17. Tendo em atenção os resultados decorrentes da diligência, e com vista a ultrapassar a questão da equívoca implantação dos lotes sem prejuízo do interesse público e com o menor sacrifício dos interesses legalmente protegidos dos adquirentes dos lotes, foi elaborado o parecer interno n.º 8/MF/05, de 15.02.2005, de cujo teor se pediu a pronúncia de V.Ex.a., por meio do oficio n.º. 3.080, de 17.02.2005.
18. Em convergência com a posição do município, afirmada em 4.11.2004, considerou-se justificada a alteração ao loteamento e ao respectivo alvará, no sentido de ser integrada a parcela a sul, sobre a qual vieram a ser constituídos os lotes.

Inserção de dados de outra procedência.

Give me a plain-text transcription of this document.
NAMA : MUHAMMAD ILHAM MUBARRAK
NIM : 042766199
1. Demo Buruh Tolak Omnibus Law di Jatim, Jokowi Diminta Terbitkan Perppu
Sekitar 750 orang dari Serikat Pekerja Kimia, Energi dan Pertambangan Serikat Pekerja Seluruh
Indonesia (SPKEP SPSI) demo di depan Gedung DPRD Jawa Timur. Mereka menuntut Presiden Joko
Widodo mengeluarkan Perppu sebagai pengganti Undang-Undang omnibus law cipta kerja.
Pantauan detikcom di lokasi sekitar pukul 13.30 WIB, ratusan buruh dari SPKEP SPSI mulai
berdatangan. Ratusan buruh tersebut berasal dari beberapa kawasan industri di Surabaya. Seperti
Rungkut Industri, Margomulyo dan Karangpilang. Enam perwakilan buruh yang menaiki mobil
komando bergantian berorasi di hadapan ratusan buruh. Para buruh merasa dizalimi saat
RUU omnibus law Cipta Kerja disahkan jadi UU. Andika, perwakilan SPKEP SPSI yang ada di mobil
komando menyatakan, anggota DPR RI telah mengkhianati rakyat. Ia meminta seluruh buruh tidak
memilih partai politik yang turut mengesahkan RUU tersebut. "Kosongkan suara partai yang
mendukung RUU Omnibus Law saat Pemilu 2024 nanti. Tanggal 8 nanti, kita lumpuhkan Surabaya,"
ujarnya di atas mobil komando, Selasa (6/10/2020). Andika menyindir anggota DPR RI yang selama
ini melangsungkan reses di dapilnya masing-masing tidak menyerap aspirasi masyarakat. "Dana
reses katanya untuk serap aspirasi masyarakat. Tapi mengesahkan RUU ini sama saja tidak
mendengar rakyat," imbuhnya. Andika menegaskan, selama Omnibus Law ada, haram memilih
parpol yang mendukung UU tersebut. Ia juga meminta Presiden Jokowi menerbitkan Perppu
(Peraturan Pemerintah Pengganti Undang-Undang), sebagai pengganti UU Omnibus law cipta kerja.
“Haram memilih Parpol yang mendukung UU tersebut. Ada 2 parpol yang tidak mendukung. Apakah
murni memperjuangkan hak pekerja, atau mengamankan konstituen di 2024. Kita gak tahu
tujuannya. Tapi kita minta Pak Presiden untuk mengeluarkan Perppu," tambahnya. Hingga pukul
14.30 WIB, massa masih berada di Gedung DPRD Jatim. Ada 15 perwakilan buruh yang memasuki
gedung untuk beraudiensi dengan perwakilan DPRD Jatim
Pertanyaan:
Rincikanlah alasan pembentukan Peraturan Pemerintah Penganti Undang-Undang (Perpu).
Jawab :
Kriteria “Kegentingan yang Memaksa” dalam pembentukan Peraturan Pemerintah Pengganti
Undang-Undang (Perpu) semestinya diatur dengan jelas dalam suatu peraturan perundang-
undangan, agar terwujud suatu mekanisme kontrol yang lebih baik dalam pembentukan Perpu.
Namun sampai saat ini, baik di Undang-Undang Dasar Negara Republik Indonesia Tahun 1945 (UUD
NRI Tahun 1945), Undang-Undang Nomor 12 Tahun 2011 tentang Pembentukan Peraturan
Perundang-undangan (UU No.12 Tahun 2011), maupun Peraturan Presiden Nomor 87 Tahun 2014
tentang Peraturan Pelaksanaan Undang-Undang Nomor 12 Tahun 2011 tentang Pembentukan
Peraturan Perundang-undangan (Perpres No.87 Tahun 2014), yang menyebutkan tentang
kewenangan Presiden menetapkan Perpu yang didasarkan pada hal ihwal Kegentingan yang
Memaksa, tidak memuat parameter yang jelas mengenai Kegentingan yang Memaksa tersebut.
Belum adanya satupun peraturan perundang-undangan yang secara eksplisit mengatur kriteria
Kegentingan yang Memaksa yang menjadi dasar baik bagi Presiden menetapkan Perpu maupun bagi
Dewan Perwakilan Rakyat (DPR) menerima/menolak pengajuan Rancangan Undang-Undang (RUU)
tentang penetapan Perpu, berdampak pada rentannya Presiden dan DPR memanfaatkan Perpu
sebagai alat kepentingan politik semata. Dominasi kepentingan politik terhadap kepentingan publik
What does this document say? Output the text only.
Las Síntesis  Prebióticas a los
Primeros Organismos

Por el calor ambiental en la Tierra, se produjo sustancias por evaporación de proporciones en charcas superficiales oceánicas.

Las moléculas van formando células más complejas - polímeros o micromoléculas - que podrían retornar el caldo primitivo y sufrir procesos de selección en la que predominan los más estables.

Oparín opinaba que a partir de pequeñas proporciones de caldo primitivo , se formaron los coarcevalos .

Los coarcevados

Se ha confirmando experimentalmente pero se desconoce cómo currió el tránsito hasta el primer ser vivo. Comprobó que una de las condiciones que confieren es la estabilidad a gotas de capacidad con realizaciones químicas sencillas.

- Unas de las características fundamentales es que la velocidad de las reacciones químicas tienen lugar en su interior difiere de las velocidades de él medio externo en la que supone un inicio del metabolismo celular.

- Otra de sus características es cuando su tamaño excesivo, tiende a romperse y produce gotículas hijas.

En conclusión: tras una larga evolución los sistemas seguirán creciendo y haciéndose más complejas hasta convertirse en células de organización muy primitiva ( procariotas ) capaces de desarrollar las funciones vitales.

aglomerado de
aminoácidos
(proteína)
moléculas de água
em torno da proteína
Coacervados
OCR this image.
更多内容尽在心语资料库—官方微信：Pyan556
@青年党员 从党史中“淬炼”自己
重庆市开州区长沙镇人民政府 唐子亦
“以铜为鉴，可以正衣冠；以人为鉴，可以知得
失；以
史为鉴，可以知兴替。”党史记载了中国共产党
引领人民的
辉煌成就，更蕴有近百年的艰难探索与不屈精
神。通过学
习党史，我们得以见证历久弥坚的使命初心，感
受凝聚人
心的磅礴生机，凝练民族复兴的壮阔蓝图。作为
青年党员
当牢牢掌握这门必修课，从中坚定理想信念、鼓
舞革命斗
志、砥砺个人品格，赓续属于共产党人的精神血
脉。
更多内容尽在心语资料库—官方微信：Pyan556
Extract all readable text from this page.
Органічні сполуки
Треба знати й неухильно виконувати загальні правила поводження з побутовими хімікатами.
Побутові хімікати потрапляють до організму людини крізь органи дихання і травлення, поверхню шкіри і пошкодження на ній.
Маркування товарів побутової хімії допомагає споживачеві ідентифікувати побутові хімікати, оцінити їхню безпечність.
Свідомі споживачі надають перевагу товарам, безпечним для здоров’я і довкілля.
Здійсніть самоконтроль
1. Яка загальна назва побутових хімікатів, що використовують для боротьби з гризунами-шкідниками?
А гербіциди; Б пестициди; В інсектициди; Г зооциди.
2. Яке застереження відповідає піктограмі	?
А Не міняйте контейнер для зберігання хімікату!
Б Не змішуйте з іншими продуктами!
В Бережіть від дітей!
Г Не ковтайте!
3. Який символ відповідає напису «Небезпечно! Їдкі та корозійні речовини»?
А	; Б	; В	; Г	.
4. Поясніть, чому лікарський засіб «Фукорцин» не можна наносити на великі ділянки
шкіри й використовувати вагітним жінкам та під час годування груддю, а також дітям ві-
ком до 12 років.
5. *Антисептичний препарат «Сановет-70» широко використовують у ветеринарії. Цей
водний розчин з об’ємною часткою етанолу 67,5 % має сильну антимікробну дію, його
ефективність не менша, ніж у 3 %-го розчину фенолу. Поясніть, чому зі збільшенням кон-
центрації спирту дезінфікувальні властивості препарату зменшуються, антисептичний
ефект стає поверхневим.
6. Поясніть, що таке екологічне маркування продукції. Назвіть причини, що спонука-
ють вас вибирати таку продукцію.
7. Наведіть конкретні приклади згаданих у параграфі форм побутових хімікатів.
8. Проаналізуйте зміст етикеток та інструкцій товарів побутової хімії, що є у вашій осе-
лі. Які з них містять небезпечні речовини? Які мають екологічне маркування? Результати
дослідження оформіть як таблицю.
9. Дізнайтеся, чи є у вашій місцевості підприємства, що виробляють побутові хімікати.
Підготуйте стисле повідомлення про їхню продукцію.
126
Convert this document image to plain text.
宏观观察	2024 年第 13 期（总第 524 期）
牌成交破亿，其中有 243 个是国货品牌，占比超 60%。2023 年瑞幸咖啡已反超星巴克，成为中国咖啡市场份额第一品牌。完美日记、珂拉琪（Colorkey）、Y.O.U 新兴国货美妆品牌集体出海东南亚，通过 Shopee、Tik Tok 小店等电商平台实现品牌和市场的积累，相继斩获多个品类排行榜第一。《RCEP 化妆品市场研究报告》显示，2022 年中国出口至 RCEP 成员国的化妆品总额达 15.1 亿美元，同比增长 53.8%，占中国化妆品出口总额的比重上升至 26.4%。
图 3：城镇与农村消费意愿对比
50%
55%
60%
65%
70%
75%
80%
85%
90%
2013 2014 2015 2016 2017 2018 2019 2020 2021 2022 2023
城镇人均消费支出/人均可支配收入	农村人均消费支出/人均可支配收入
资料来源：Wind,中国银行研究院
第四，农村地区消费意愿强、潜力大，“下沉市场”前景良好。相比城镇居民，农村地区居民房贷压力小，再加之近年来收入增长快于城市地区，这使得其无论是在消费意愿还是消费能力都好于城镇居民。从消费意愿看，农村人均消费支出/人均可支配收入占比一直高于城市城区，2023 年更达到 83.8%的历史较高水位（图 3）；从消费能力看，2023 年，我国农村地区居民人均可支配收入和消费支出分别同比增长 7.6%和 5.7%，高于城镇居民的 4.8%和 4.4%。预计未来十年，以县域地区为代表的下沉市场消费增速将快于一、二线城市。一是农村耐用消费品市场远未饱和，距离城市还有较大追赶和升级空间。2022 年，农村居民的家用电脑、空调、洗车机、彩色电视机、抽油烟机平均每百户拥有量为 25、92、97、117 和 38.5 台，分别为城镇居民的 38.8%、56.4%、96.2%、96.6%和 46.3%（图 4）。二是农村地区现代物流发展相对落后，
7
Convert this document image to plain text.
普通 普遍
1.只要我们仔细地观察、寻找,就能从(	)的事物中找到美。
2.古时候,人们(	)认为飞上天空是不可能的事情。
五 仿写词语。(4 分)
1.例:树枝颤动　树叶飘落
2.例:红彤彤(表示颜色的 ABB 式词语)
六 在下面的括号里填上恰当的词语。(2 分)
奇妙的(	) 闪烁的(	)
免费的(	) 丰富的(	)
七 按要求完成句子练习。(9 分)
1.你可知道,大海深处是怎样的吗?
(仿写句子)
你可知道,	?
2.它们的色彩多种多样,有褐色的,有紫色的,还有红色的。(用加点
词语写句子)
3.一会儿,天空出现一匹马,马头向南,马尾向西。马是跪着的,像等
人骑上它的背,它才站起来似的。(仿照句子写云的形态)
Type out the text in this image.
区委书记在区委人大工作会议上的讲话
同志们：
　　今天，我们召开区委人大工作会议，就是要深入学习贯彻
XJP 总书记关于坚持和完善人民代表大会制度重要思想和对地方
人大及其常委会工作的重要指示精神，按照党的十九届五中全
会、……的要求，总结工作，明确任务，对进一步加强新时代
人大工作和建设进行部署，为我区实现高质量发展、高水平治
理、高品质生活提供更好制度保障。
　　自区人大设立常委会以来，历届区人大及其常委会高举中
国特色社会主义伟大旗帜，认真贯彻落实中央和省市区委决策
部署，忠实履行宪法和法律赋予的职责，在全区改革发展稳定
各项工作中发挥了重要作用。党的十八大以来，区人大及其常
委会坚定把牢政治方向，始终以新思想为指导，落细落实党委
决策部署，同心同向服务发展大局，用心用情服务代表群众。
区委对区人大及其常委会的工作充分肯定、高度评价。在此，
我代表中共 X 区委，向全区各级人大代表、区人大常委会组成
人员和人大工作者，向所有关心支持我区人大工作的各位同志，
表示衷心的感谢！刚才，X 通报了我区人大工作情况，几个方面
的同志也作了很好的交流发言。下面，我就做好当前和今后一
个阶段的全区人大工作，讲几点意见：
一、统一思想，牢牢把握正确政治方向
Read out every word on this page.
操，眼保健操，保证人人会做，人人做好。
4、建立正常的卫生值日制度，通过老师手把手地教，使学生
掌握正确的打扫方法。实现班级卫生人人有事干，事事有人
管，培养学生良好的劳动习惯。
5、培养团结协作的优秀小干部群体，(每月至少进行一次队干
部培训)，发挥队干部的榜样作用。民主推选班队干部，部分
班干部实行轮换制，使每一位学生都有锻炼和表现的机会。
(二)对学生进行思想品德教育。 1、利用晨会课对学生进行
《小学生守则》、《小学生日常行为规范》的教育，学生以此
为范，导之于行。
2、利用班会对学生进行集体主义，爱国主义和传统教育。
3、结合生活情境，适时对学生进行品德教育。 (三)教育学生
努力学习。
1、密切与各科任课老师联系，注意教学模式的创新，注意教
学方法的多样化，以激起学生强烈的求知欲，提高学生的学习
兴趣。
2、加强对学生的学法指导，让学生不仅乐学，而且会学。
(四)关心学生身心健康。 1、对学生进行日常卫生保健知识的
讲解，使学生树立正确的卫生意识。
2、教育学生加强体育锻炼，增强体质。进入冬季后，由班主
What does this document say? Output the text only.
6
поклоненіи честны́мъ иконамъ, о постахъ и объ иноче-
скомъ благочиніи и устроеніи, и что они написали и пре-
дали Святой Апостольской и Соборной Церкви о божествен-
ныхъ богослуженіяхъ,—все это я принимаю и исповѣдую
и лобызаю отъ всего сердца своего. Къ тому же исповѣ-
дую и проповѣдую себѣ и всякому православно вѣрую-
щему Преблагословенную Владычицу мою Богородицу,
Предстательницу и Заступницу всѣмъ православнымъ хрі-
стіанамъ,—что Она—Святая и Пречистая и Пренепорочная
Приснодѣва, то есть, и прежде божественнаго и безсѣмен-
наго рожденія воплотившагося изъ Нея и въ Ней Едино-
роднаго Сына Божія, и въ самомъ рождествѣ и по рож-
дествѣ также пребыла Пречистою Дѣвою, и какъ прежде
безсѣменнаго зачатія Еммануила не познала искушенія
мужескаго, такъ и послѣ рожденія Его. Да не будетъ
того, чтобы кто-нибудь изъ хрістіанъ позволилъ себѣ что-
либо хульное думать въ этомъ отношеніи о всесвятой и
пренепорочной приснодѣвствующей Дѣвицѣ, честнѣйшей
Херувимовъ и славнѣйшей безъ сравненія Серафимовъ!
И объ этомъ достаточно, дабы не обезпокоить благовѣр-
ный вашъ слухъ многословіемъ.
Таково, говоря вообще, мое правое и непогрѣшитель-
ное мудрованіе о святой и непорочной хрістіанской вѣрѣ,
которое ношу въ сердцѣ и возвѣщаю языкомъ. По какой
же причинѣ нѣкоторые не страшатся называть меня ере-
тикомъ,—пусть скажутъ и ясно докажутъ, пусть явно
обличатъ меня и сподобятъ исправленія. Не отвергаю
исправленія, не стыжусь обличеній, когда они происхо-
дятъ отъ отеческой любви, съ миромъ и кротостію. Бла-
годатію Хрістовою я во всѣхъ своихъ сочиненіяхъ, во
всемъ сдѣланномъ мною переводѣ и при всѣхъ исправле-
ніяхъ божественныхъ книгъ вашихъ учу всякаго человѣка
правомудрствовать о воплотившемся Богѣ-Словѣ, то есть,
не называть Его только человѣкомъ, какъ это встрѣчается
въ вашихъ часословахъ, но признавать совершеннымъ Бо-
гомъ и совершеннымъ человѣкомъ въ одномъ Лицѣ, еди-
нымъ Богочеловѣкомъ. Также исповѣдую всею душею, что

19. Quanto à natureza de tal parcela, ainda que pudesse, em tempos remotos, ter integrado um caminho público municipal, o manifesto e reconhecido desuso determinara a desafectação tácita do domínio público municipal e a sua automática transição para o domínio privado do município.
20. Como, entretanto, pôde verificar-se que o município beneficiara com a área que hoje serve a via pública (Av. Almirante Azevedo Coutinho e Av. Engenheiro Adelino Amaro da Costa), cedida pelo promotor da operação de loteamento, considerou-se poder e dever ser outorgada uma permuta.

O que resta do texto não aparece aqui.